Iniciativas promovem descarte ambientalmente correto

REALIDADE - Brasil é o quinto maior produtor de resíduos eletrônicos do mundo, mas recicla apenas 3% do total. Cidades amazônicas garantem destinação adequada

Ádria Azevedo | Especial para O Liberal

26/11/2024

Quando seu celular dá defeito, sem possibilidades de conserto, ou quando seu carregador para de funcionar, o que você faz com eles? Muita gente acaba apenas jogando no lixo comum. Mas os chamados resíduos de equipamentos eletroeletrônicos, ou simplesmente lixo eletrônico, não podem ser descartados dessa forma, pois trazem riscos ao meio ambiente e à saúde humana.

 

Pela definição da Organização para a Cooperação e o Desenvolvimento Econômico (OCDE), o lixo eletrônico é composto pelos resíduos de quaisquer dispositivos que sejam alimentados por energia elétrica, que são descartados por não ter mais utilidade.

 

Na Amazônia, uma iniciativa leva, a algumas cidades, a oportunidade de descarte apropriado do lixo eletrônico. Trata-se do Instituto Descarte Correto, criado em Manaus, no Amazonas, mas que já chegou a Belém e Santarém, no Pará; a Boa Vista, em Roraima; e a Porto Velho, em Rondônia.

 

De acordo com Andreza Benone, assessora de Comunicação do Instituto, a organização atua há cerca de 20 anos em Manaus. “Esse trabalho foi tão impactante que ele começou a se expandir pela Amazônia.

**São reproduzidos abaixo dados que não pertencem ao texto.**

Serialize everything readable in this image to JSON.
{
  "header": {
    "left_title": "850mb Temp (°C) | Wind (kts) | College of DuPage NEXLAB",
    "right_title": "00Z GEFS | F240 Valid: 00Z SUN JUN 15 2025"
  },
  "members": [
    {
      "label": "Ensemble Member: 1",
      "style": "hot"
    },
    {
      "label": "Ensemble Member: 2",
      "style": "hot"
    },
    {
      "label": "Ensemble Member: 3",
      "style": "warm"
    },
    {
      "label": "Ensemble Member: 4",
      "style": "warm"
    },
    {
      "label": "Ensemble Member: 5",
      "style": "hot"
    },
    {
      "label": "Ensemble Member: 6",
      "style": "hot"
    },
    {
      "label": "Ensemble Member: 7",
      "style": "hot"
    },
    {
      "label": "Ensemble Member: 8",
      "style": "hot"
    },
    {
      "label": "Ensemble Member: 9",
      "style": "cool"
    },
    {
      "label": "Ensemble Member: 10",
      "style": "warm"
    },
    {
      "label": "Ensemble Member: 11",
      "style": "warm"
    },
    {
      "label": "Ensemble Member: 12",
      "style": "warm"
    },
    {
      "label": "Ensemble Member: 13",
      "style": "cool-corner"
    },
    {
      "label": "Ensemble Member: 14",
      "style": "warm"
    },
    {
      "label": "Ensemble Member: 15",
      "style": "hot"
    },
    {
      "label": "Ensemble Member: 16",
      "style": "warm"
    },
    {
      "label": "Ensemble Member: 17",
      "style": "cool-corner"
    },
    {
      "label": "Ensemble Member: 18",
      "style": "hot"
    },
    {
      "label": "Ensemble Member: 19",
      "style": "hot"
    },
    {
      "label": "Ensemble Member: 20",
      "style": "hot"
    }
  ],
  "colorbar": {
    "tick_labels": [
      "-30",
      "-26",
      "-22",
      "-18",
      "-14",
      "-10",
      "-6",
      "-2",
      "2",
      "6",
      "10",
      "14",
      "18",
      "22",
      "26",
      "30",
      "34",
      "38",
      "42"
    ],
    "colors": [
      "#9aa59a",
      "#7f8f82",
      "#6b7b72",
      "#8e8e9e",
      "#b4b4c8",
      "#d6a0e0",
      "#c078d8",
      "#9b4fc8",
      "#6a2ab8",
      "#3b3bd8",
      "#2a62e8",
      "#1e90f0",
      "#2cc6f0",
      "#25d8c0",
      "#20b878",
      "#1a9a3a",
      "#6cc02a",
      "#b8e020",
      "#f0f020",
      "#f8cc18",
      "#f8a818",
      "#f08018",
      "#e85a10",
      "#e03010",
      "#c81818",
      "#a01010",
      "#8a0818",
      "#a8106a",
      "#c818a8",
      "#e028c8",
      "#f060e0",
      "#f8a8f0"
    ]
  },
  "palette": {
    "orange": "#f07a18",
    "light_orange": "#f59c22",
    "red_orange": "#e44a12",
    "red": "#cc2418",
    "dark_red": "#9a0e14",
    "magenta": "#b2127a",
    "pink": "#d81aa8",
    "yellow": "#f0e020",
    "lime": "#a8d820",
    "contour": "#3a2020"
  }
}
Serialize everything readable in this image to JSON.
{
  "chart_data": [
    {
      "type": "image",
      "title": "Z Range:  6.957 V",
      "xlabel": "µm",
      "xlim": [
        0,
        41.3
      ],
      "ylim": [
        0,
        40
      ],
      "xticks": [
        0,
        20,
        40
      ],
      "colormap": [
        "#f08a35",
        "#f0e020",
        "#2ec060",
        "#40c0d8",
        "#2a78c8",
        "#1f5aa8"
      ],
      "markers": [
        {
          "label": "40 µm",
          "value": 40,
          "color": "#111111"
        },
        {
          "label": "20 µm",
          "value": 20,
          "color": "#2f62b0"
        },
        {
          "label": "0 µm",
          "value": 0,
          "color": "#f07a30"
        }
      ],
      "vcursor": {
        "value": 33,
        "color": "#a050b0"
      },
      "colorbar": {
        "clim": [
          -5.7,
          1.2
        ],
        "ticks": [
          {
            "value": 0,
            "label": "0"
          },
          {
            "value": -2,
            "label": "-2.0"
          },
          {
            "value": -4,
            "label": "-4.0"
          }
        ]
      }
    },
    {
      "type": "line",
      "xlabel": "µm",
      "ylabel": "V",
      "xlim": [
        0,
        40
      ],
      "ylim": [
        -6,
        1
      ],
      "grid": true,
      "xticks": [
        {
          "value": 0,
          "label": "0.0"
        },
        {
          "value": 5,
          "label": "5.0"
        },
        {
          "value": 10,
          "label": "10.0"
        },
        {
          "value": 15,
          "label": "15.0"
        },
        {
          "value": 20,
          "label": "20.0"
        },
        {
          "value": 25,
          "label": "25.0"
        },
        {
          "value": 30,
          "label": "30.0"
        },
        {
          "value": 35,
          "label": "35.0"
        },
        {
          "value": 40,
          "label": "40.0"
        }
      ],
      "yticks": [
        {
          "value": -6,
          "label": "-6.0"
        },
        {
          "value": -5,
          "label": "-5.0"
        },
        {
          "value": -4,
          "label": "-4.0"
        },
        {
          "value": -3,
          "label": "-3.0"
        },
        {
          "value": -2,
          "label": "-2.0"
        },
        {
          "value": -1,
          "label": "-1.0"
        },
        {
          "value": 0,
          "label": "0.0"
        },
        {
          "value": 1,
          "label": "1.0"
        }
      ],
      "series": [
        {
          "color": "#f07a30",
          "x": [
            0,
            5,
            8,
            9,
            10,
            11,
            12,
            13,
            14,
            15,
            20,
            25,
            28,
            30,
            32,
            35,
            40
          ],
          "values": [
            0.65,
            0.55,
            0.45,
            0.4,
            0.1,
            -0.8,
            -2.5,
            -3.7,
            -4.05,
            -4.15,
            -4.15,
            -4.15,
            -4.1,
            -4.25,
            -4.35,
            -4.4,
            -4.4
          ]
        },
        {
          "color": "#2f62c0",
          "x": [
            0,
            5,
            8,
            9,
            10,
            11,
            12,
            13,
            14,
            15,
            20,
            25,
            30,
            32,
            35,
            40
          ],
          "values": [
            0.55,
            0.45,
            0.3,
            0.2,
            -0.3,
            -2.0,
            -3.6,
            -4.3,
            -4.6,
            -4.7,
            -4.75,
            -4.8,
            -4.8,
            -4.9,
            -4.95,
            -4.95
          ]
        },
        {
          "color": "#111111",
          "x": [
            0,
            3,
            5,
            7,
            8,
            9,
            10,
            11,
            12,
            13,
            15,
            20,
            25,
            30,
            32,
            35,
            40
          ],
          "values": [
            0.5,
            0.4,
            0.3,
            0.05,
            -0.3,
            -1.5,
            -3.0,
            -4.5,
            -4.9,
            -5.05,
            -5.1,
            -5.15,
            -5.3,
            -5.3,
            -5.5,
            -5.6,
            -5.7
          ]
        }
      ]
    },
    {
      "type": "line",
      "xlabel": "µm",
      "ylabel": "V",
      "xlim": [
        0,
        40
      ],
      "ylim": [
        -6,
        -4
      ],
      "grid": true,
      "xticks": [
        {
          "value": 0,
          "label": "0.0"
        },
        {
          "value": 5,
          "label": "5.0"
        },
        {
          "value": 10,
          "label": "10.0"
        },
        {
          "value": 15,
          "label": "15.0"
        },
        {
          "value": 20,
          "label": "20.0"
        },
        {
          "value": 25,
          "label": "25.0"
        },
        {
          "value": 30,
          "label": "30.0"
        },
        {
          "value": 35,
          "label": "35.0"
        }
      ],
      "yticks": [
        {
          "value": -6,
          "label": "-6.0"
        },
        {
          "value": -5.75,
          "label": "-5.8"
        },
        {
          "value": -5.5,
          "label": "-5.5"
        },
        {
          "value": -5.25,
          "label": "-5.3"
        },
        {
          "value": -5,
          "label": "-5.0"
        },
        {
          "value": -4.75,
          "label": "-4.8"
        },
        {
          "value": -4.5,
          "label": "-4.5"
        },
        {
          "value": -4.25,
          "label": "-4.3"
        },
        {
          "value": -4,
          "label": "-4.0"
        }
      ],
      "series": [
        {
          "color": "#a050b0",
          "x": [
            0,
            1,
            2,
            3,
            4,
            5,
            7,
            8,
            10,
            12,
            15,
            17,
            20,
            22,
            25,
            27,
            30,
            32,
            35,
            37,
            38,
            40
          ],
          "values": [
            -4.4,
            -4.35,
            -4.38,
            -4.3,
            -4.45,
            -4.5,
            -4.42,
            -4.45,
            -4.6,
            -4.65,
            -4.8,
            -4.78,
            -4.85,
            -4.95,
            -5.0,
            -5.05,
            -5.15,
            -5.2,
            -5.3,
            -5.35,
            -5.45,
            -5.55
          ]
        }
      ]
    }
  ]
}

Então, há cerca de três anos a gente decidiu vir para Belém”, conta.

 

Ela relata que já foram centenas de toneladas de materiais reciclados, além da conscientização da população. “Esse trabalho tem alcançado várias cidades que ainda não tinham esse despertar para a reciclagem do resíduo eletrônico. As pessoas às vezes limitam o lixo eletrônico a pilha, celular, mas tem uma infinidade de materiais, como fone de ouvido, TV, geladeira, que têm metais pesados que, se descartados de forma incorreta, acabam gerando esse impacto que a gente não quer para a nossa cidade”, avalia. Dentre os municípios atendidos pelo Instituto, o recordista em volume coletado é Manaus, seguido por Belém. 

 

Andreza Benone explica que o material arrecadado é encaminhado para a fábrica reversa do Instituto. “Lá, a gente verifica o que dá para ser aproveitado ou não. A gente retira o ouro, o cobre, os metais pesados. O que dá para ser reciclado, a gente devolve para as indústrias, para que elas não precisem explorar o meio ambiente novamente. E a gente também tem parcerias com cooperativas de plástico, de vidro, que são materiais que a gente não recicla na nossa fábrica”, detalha.

EM BELÉM

Na capital paraense, o Instituto Descarte Correto trabalha em parceria com a Secretaria Municipal de Meio Ambiente (Semma) em uma campanha iniciada em junho do ano passado e que já arrecadou 17 toneladas de lixo eletrônico.

 

“Nós começamos com postos de coleta itinerantes, todas as sextas-feiras, em algum ponto da cidade. Essas coletas itinerantes ainda ocorrem, mas agora temos dois postos fixos, um no Horto Municipal e outro no Shopping Boulevard; e um em fase de instalação, no Parque Shopping”, informa Leonardo de Jesus, diretor geral da Semma. 

 

“Esse material é recolhido pelo Instituto, encaminhado para a base deles, para a separação e reutilização dos materiais. Então, nós trabalhamos com a economia circular, porque o lixo eletrônico vira outros materiais, com reciclagem e remanufatura. E tem também o lado social, porque o descarte correto nos fornece equipamentos de informática em troca dessa parceria. Esses equipamentos são doados para instituições sociais, para implementação de salas de informática”, completa o gestor.

 

Na Região Metropolitana de Belém (RMB), outra iniciativa promove a coleta de lixo eletrônico, em uma parceria entre a Secretaria de Estado de Meio Ambiente e Sustentabilidade (Semas) e o Instituto Alachaster. De acordo com a Semas, são três ecopontos que recebem esse tipo de resíduo: um no Parque Estadual do Utinga e outro na Usina da Paz da Cabanagem, em Belém; e um na Usina da Paz do Icuí, em Ananindeua. 

 

De ferro e aço a ouro e prata podem ser reaproveitados

Na categoria lixo eletrônico entram não apenas celulares, computadores, notebooks e cabos, mas também outros equipamentos de computação, eletrodomésticos, aparelhos de áudio e vídeo, lâmpadas LED, controles remotos, pilhas, baterias, lanternas e até mesmo CDs e DVDs.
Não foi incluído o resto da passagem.